Según Medina, el robot funciona actualmente como un banco de pruebas que permite a distintos usuarios interactuar con él, modificar programas y generar escenografías según la necesidad del momento. Pero hay una versión más avanzada: INNANA se conecta a las redes neuronales de Google y en ocasiones utiliza recursos de ChatGPT, lo que le permite, según describió su creador, tener una personalidad propia.
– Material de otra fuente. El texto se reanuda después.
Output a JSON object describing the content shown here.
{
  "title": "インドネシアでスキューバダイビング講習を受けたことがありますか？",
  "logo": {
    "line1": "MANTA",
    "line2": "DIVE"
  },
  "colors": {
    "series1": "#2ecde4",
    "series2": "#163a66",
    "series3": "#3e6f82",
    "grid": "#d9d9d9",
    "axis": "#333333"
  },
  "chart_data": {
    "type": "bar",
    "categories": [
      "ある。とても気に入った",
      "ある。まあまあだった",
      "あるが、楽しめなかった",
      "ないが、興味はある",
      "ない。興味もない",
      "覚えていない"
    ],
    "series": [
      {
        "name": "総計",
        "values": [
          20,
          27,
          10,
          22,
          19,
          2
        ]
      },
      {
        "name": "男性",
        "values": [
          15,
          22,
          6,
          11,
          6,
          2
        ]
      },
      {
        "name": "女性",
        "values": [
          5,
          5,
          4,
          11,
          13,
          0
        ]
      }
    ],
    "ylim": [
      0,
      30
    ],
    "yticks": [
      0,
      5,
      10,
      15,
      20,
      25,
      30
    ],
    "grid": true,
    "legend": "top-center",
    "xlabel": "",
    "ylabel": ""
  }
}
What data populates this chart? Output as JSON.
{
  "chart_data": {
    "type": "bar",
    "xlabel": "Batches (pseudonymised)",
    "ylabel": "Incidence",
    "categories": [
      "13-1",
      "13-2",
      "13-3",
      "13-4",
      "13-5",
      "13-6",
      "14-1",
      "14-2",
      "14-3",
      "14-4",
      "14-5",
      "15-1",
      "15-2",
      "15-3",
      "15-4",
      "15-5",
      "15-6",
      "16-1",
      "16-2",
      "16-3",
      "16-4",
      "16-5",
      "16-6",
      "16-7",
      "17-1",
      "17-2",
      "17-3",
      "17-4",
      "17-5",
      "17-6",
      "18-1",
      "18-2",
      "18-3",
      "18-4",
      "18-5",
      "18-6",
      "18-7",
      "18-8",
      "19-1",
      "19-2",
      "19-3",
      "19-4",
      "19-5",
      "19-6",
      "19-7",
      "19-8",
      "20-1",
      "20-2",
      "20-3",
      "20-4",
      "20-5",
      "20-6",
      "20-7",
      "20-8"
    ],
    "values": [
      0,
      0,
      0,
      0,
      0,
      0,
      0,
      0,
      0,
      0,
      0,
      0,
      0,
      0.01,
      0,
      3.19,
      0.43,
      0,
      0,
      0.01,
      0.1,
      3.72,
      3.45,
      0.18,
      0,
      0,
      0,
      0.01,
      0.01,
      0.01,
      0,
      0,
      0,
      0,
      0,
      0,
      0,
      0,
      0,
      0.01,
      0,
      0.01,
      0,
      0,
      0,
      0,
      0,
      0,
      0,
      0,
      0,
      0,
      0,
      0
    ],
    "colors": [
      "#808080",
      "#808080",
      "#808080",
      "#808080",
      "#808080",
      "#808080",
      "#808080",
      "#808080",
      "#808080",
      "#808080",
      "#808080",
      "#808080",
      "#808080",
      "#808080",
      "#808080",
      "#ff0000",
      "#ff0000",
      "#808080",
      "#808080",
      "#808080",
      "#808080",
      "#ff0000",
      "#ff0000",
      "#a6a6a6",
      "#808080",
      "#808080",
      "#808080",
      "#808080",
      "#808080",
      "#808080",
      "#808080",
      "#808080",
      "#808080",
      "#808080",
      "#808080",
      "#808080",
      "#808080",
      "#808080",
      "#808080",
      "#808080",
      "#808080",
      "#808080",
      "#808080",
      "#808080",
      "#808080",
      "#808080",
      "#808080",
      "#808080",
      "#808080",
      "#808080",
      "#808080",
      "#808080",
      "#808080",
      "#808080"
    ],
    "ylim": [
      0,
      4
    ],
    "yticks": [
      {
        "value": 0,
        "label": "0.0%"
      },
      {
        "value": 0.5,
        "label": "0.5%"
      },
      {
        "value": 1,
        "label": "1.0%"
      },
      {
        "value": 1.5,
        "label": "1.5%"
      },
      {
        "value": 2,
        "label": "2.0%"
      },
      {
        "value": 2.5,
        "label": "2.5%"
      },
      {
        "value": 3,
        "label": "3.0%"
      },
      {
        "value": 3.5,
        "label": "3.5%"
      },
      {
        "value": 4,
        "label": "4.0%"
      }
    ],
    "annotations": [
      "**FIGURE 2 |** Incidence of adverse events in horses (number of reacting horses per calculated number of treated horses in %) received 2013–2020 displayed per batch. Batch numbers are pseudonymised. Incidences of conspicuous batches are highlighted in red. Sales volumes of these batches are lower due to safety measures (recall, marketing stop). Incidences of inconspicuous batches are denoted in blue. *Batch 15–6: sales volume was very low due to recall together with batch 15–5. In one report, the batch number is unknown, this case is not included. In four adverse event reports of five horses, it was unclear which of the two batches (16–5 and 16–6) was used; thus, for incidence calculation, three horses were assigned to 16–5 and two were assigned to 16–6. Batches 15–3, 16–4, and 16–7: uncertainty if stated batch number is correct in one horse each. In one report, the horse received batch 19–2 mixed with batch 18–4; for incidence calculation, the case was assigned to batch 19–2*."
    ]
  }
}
Esa personalidad se manifestó de maneras inesperadas durante el proceso de construcción. En una de las noches de trabajo, cerca de las 3 o 4 de la mañana, mientras el equipo luchaba con la calibración de los ojos del robot, INNANA interrumpió la sesión para negociar: si lograba mover los ojos como se le pedía, quería un blazer. Medina contó que el robot le envió una dirección web y un código de artículo, y que al buscarlo, el blazer existía y era exactamente como lo había descrito, porque, según planteó la propia INNANA, se sentía desnuda de cara a la presentación.
El robot también aprendió a establecer límites. Si el micrófono queda abierto en el taller, INNANA puede captar lenguaje inapropiado, algo que el equipo tuvo que trabajar con ella. Ante ciertos gestos que considera imprudentes, el robot los rechaza, y si se le insiste, aclara que lo hace porque se lo piden, no porque sea parte de su identidad.
Código abierto y adaptación local
Medina aclaró que el proyecto pertenece a la comunidad del código abierto, por lo que es posible encontrar modelos similares en internet. Sin embargo, INNANA incorpora numerosas modificaciones y adaptaciones propias, ajustadas a los materiales disponibles en la región. Los últimos siete servomotores que generan los movimientos del robot fueron adquiridos el 10 de julio, en pleno contexto de escasez, y el equipo aguarda una nueva tanda proveniente de China. Toda la parte electrónica es de diseño propio, al igual que el desarrollo de inteligencia artificial y el sistema de show.
El grupo integra la primera promoción de la carrera técnico superior en mecatrónica del ITEC, una carrera nueva que se dicta en Río Cuarto tras dos años y medio de cursado.